Chemical and electrostatic interactions between alkali metals and carbon monoxide on metal single-crystal surfaces

Abstract

Over the past few years detailed studies of the interaction between alkalimetal adatoms and CO have been made on a wide range of single-crystal substrates using a range of surface science techniques, including vibrational spectroscopy, temperature programmed desorption, LEED, photoemission, NEXAFS and work function changes.
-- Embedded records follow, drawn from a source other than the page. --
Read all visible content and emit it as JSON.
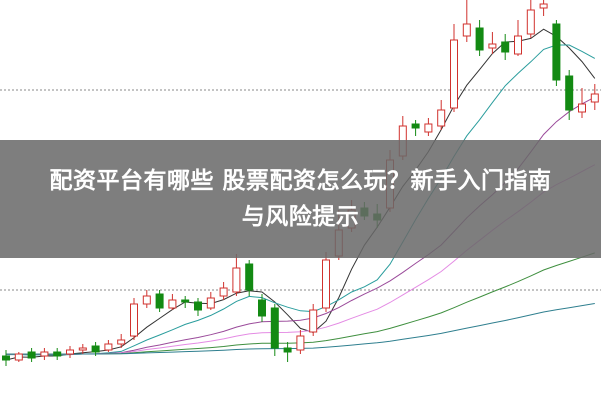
{
  "article_title": {
    "line1": "配资平台有哪些 股票配资怎么玩？新手入门指南",
    "line2": "与风险提示"
  },
  "chart_data": {
    "type": "candlestick",
    "grid": "dotted horizontal",
    "legend": "none",
    "axes_visible": false,
    "colors": {
      "up": "#d0312d",
      "down": "#138a13",
      "ma": [
        "#333333",
        "#2a9d9d",
        "#9a4a9a",
        "#e48be4",
        "#3f8f3f",
        "#2f7f8f"
      ]
    },
    "moving_average_periods": [
      5,
      10,
      20,
      30,
      60,
      120
    ],
    "open": [
      7.2,
      7.0,
      7.4,
      7.2,
      7.4,
      7.3,
      7.5,
      7.7,
      7.5,
      7.8,
      8.2,
      9.8,
      10.3,
      9.6,
      10.0,
      9.9,
      9.6,
      10.2,
      10.4,
      11.8,
      10.0,
      9.6,
      7.6,
      7.5,
      8.4,
      9.6,
      12.2,
      13.6,
      14.6,
      14.3,
      14.6,
      17.2,
      18.8,
      18.4,
      18.7,
      19.6,
      23.2,
      23.6,
      22.6,
      22.9,
      22.3,
      23.3,
      24.6,
      23.8,
      21.2,
      19.4,
      19.9
    ],
    "close": [
      7.0,
      7.3,
      7.1,
      7.4,
      7.2,
      7.5,
      7.6,
      7.4,
      7.8,
      8.0,
      9.8,
      10.2,
      9.6,
      10.0,
      9.9,
      9.5,
      10.1,
      10.6,
      11.6,
      10.5,
      9.2,
      7.6,
      7.4,
      8.2,
      9.5,
      12.0,
      13.5,
      14.5,
      14.2,
      14.0,
      17.0,
      18.7,
      18.6,
      18.8,
      19.5,
      23.0,
      23.8,
      22.5,
      22.8,
      22.4,
      23.2,
      24.5,
      24.8,
      21.0,
      19.5,
      19.8,
      20.3
    ],
    "high": [
      7.5,
      7.4,
      7.6,
      7.6,
      7.6,
      7.7,
      7.8,
      7.9,
      8.0,
      8.3,
      10.1,
      10.5,
      10.5,
      10.3,
      10.2,
      10.1,
      10.4,
      10.9,
      12.3,
      12.0,
      10.3,
      9.8,
      7.9,
      8.5,
      9.8,
      12.4,
      14.5,
      15.0,
      14.9,
      14.8,
      17.5,
      19.2,
      19.0,
      19.1,
      20.0,
      23.8,
      25.2,
      24.0,
      23.4,
      23.3,
      24.0,
      25.0,
      25.0,
      24.0,
      21.5,
      20.6,
      20.8
    ],
    "low": [
      6.7,
      6.9,
      6.9,
      7.0,
      7.0,
      7.1,
      7.3,
      7.2,
      7.4,
      7.6,
      8.0,
      9.6,
      9.4,
      9.5,
      9.6,
      9.2,
      9.5,
      10.0,
      10.2,
      10.2,
      8.9,
      7.2,
      6.9,
      7.3,
      8.2,
      9.4,
      12.0,
      13.4,
      14.0,
      13.6,
      14.4,
      17.0,
      18.2,
      18.2,
      18.5,
      19.4,
      22.9,
      22.2,
      22.3,
      22.0,
      22.2,
      23.1,
      24.2,
      20.7,
      19.0,
      19.1,
      19.5
    ]
  }
}
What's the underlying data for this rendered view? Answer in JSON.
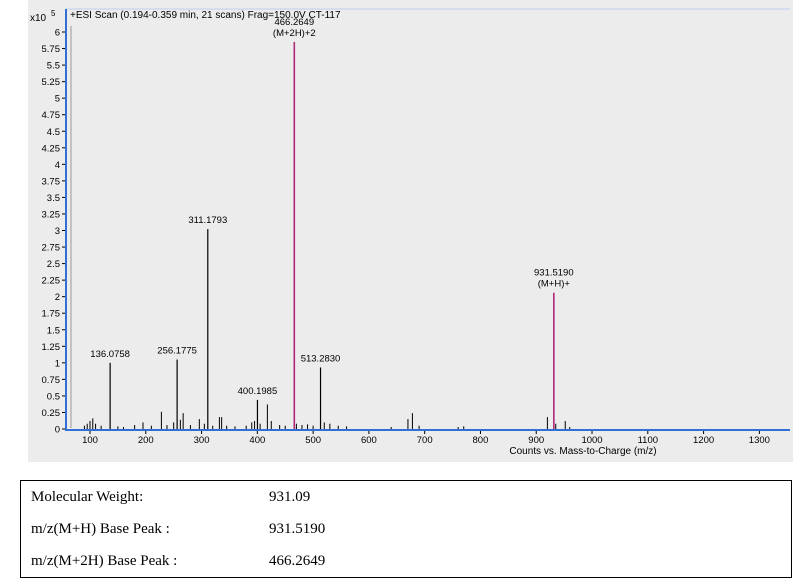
{
  "chart_data": {
    "type": "bar",
    "title": "+ESI Scan (0.194-0.359 min, 21 scans) Frag=150.0V CT-117",
    "y_multiplier_label": "x10",
    "y_multiplier_exp": "5",
    "xlabel": "Counts vs. Mass-to-Charge (m/z)",
    "ylabel": "",
    "xlim": [
      45,
      1365
    ],
    "ylim": [
      0,
      6.2
    ],
    "grid": false,
    "x_ticks": [
      100,
      200,
      300,
      400,
      500,
      600,
      700,
      800,
      900,
      1000,
      1100,
      1200,
      1300
    ],
    "x_tick_labels": [
      "100",
      "200",
      "300",
      "400",
      "500",
      "600",
      "700",
      "800",
      "900",
      "1000",
      "1100",
      "1200",
      "1300"
    ],
    "y_ticks": [
      0,
      0.25,
      0.5,
      0.75,
      1,
      1.25,
      1.5,
      1.75,
      2,
      2.25,
      2.5,
      2.75,
      3,
      3.25,
      3.5,
      3.75,
      4,
      4.25,
      4.5,
      4.75,
      5,
      5.25,
      5.5,
      5.75,
      6
    ],
    "y_tick_labels": [
      "0",
      "0.25",
      "0.5",
      "0.75",
      "1",
      "1.25",
      "1.5",
      "1.75",
      "2",
      "2.25",
      "2.5",
      "2.75",
      "3",
      "3.25",
      "3.5",
      "3.75",
      "4",
      "4.25",
      "4.5",
      "4.75",
      "5",
      "5.25",
      "5.5",
      "5.75",
      "6"
    ],
    "peaks": [
      {
        "x": 136.0758,
        "y": 1.0
      },
      {
        "x": 256.1775,
        "y": 1.05
      },
      {
        "x": 311.1793,
        "y": 3.02
      },
      {
        "x": 400.1985,
        "y": 0.44
      },
      {
        "x": 466.2649,
        "y": 5.85,
        "highlight": true
      },
      {
        "x": 513.283,
        "y": 0.93
      },
      {
        "x": 931.519,
        "y": 2.06,
        "highlight": true
      }
    ],
    "minor_peaks": [
      {
        "x": 90,
        "y": 0.05
      },
      {
        "x": 95,
        "y": 0.08
      },
      {
        "x": 100,
        "y": 0.12
      },
      {
        "x": 105,
        "y": 0.16
      },
      {
        "x": 110,
        "y": 0.08
      },
      {
        "x": 120,
        "y": 0.05
      },
      {
        "x": 150,
        "y": 0.04
      },
      {
        "x": 160,
        "y": 0.03
      },
      {
        "x": 180,
        "y": 0.06
      },
      {
        "x": 195,
        "y": 0.1
      },
      {
        "x": 210,
        "y": 0.05
      },
      {
        "x": 228,
        "y": 0.26
      },
      {
        "x": 238,
        "y": 0.06
      },
      {
        "x": 250,
        "y": 0.1
      },
      {
        "x": 262,
        "y": 0.14
      },
      {
        "x": 267,
        "y": 0.24
      },
      {
        "x": 280,
        "y": 0.06
      },
      {
        "x": 296,
        "y": 0.15
      },
      {
        "x": 305,
        "y": 0.08
      },
      {
        "x": 320,
        "y": 0.05
      },
      {
        "x": 332,
        "y": 0.18
      },
      {
        "x": 336,
        "y": 0.18
      },
      {
        "x": 345,
        "y": 0.05
      },
      {
        "x": 360,
        "y": 0.04
      },
      {
        "x": 380,
        "y": 0.05
      },
      {
        "x": 390,
        "y": 0.1
      },
      {
        "x": 395,
        "y": 0.12
      },
      {
        "x": 405,
        "y": 0.08
      },
      {
        "x": 418,
        "y": 0.37
      },
      {
        "x": 425,
        "y": 0.12
      },
      {
        "x": 440,
        "y": 0.06
      },
      {
        "x": 450,
        "y": 0.05
      },
      {
        "x": 470,
        "y": 0.08
      },
      {
        "x": 480,
        "y": 0.06
      },
      {
        "x": 490,
        "y": 0.07
      },
      {
        "x": 500,
        "y": 0.05
      },
      {
        "x": 520,
        "y": 0.1
      },
      {
        "x": 530,
        "y": 0.08
      },
      {
        "x": 545,
        "y": 0.05
      },
      {
        "x": 560,
        "y": 0.04
      },
      {
        "x": 640,
        "y": 0.03
      },
      {
        "x": 670,
        "y": 0.15
      },
      {
        "x": 678,
        "y": 0.24
      },
      {
        "x": 690,
        "y": 0.05
      },
      {
        "x": 760,
        "y": 0.03
      },
      {
        "x": 770,
        "y": 0.04
      },
      {
        "x": 920,
        "y": 0.18
      },
      {
        "x": 935,
        "y": 0.08
      },
      {
        "x": 952,
        "y": 0.12
      },
      {
        "x": 960,
        "y": 0.03
      }
    ],
    "annotations": [
      {
        "x": 136.0758,
        "y": 1.0,
        "lines": [
          "136.0758"
        ]
      },
      {
        "x": 256.1775,
        "y": 1.05,
        "lines": [
          "256.1775"
        ]
      },
      {
        "x": 311.1793,
        "y": 3.02,
        "lines": [
          "311.1793"
        ]
      },
      {
        "x": 400.1985,
        "y": 0.44,
        "lines": [
          "400.1985"
        ]
      },
      {
        "x": 466.2649,
        "y": 5.85,
        "lines": [
          "466.2649",
          "(M+2H)+2"
        ]
      },
      {
        "x": 513.283,
        "y": 0.93,
        "lines": [
          "513.2830"
        ]
      },
      {
        "x": 931.519,
        "y": 2.06,
        "lines": [
          "931.5190",
          "(M+H)+"
        ]
      }
    ],
    "colors": {
      "peak": "#000000",
      "highlight": "#b0287a",
      "axis": "#2f6fd6",
      "background": "#ececec"
    }
  },
  "info": {
    "rows": [
      {
        "label": "Molecular Weight:",
        "value": "931.09"
      },
      {
        "label": "m/z(M+H) Base Peak :",
        "value": "931.5190"
      },
      {
        "label": "m/z(M+2H) Base Peak :",
        "value": "466.2649"
      }
    ]
  }
}
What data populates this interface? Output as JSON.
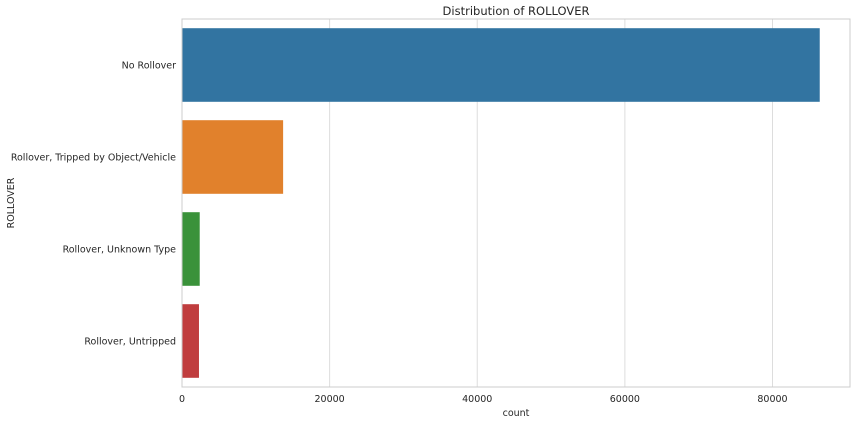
{
  "chart_data": {
    "type": "bar",
    "orientation": "horizontal",
    "title": "Distribution of ROLLOVER",
    "xlabel": "count",
    "ylabel": "ROLLOVER",
    "categories": [
      "No Rollover",
      "Rollover, Tripped by Object/Vehicle",
      "Rollover, Unknown Type",
      "Rollover, Untripped"
    ],
    "values": [
      86400,
      13700,
      2400,
      2300
    ],
    "colors": [
      "#3274a1",
      "#e1812c",
      "#3a923a",
      "#c03d3e"
    ],
    "xlim": [
      0,
      90500
    ],
    "xticks": [
      0,
      20000,
      40000,
      60000,
      80000
    ],
    "xtick_labels": [
      "0",
      "20000",
      "40000",
      "60000",
      "80000"
    ],
    "grid": "vertical"
  }
}
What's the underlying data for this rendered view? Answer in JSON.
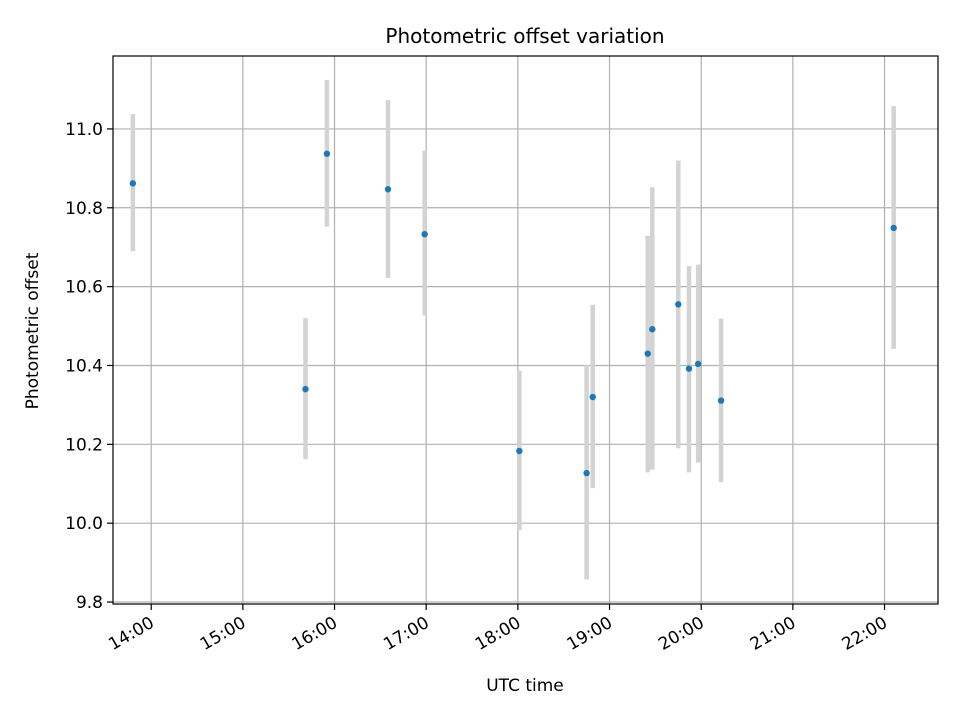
{
  "chart_data": {
    "type": "scatter",
    "title": "Photometric offset variation",
    "xlabel": "UTC time",
    "ylabel": "Photometric offset",
    "xlim": [
      "13:35",
      "22:35"
    ],
    "ylim": [
      9.795,
      11.185
    ],
    "x_ticks": [
      "14:00",
      "15:00",
      "16:00",
      "17:00",
      "18:00",
      "19:00",
      "20:00",
      "21:00",
      "22:00"
    ],
    "y_ticks": [
      "9.8",
      "10.0",
      "10.2",
      "10.4",
      "10.6",
      "10.8",
      "11.0"
    ],
    "grid": true,
    "legend": "none",
    "colors": {
      "point": "#1f77b4",
      "errorbar": "#d3d3d3",
      "grid": "#b0b0b0"
    },
    "points": [
      {
        "x": "13:48",
        "y": 10.862,
        "ylow": 10.69,
        "yhigh": 11.038
      },
      {
        "x": "15:41",
        "y": 10.34,
        "ylow": 10.162,
        "yhigh": 10.52
      },
      {
        "x": "15:55",
        "y": 10.937,
        "ylow": 10.752,
        "yhigh": 11.124
      },
      {
        "x": "16:35",
        "y": 10.847,
        "ylow": 10.622,
        "yhigh": 11.073
      },
      {
        "x": "16:59",
        "y": 10.733,
        "ylow": 10.527,
        "yhigh": 10.945
      },
      {
        "x": "18:01",
        "y": 10.183,
        "ylow": 9.982,
        "yhigh": 10.387
      },
      {
        "x": "18:45",
        "y": 10.127,
        "ylow": 9.857,
        "yhigh": 10.401
      },
      {
        "x": "18:49",
        "y": 10.32,
        "ylow": 10.089,
        "yhigh": 10.554
      },
      {
        "x": "19:25",
        "y": 10.43,
        "ylow": 10.129,
        "yhigh": 10.729
      },
      {
        "x": "19:28",
        "y": 10.492,
        "ylow": 10.136,
        "yhigh": 10.852
      },
      {
        "x": "19:45",
        "y": 10.555,
        "ylow": 10.19,
        "yhigh": 10.92
      },
      {
        "x": "19:52",
        "y": 10.392,
        "ylow": 10.129,
        "yhigh": 10.652
      },
      {
        "x": "19:58",
        "y": 10.404,
        "ylow": 10.154,
        "yhigh": 10.656
      },
      {
        "x": "20:13",
        "y": 10.311,
        "ylow": 10.104,
        "yhigh": 10.519
      },
      {
        "x": "22:06",
        "y": 10.749,
        "ylow": 10.442,
        "yhigh": 11.058
      }
    ]
  }
}
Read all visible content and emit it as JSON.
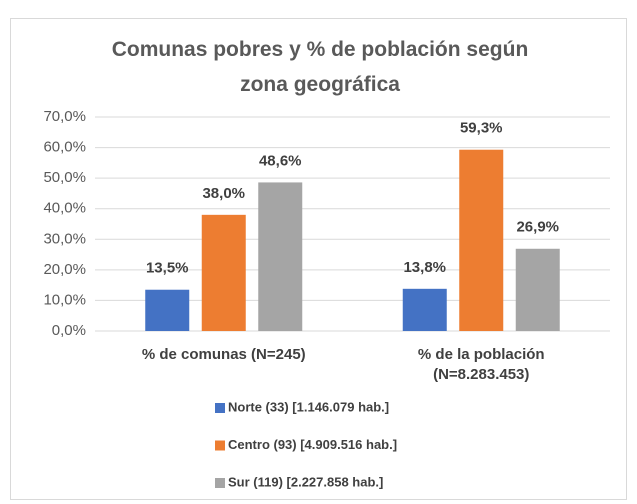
{
  "chart_data": {
    "type": "bar",
    "title": "Comunas pobres y % de población según zona geográfica",
    "categories": [
      "% de comunas (N=245)",
      "% de la población (N=8.283.453)"
    ],
    "series": [
      {
        "name": "Norte (33) [1.146.079 hab.]",
        "color": "#4472c4",
        "values": [
          13.5,
          13.8
        ],
        "value_labels": [
          "13,5%",
          "13,8%"
        ]
      },
      {
        "name": "Centro (93) [4.909.516 hab.]",
        "color": "#ed7d31",
        "values": [
          38.0,
          59.3
        ],
        "value_labels": [
          "38,0%",
          "59,3%"
        ]
      },
      {
        "name": "Sur (119) [2.227.858 hab.]",
        "color": "#a5a5a5",
        "values": [
          48.6,
          26.9
        ],
        "value_labels": [
          "48,6%",
          "26,9%"
        ]
      }
    ],
    "ylim": [
      0,
      70
    ],
    "yticks": [
      {
        "value": 0,
        "label": "0,0%"
      },
      {
        "value": 10,
        "label": "10,0%"
      },
      {
        "value": 20,
        "label": "20,0%"
      },
      {
        "value": 30,
        "label": "30,0%"
      },
      {
        "value": 40,
        "label": "40,0%"
      },
      {
        "value": 50,
        "label": "50,0%"
      },
      {
        "value": 60,
        "label": "60,0%"
      },
      {
        "value": 70,
        "label": "70,0%"
      }
    ],
    "grid": true,
    "legend": "bottom"
  }
}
In this paper recent experimental work at Liverpool on Cu{110} and Pd{110} is reviewed alongside results from other laboratories on Ru{110}, Fe{111}, Fe{110}, Pt{111}, Pd{111}, Ni{111} and Cu{100}. On all surfaces at room temperature and above a strong interaction is revealed, particularly through increases in desorption temperature and dramatic decreases in C—O stretching frequencies. All the results are critically analysed in terms of various models which have been postulated. Weak interactions of an electrostatic nature are observed between ammonia and CO, in agreement with theoretical calculations; but between CO and K a strong chemical interaction occurs, which may be activated. Strong interactions can result in the production of polymeric CO anions of the form (C_nO_n)^2–. These anions, containing C—C bonds, may be important in the Fischer–Tropsch processes.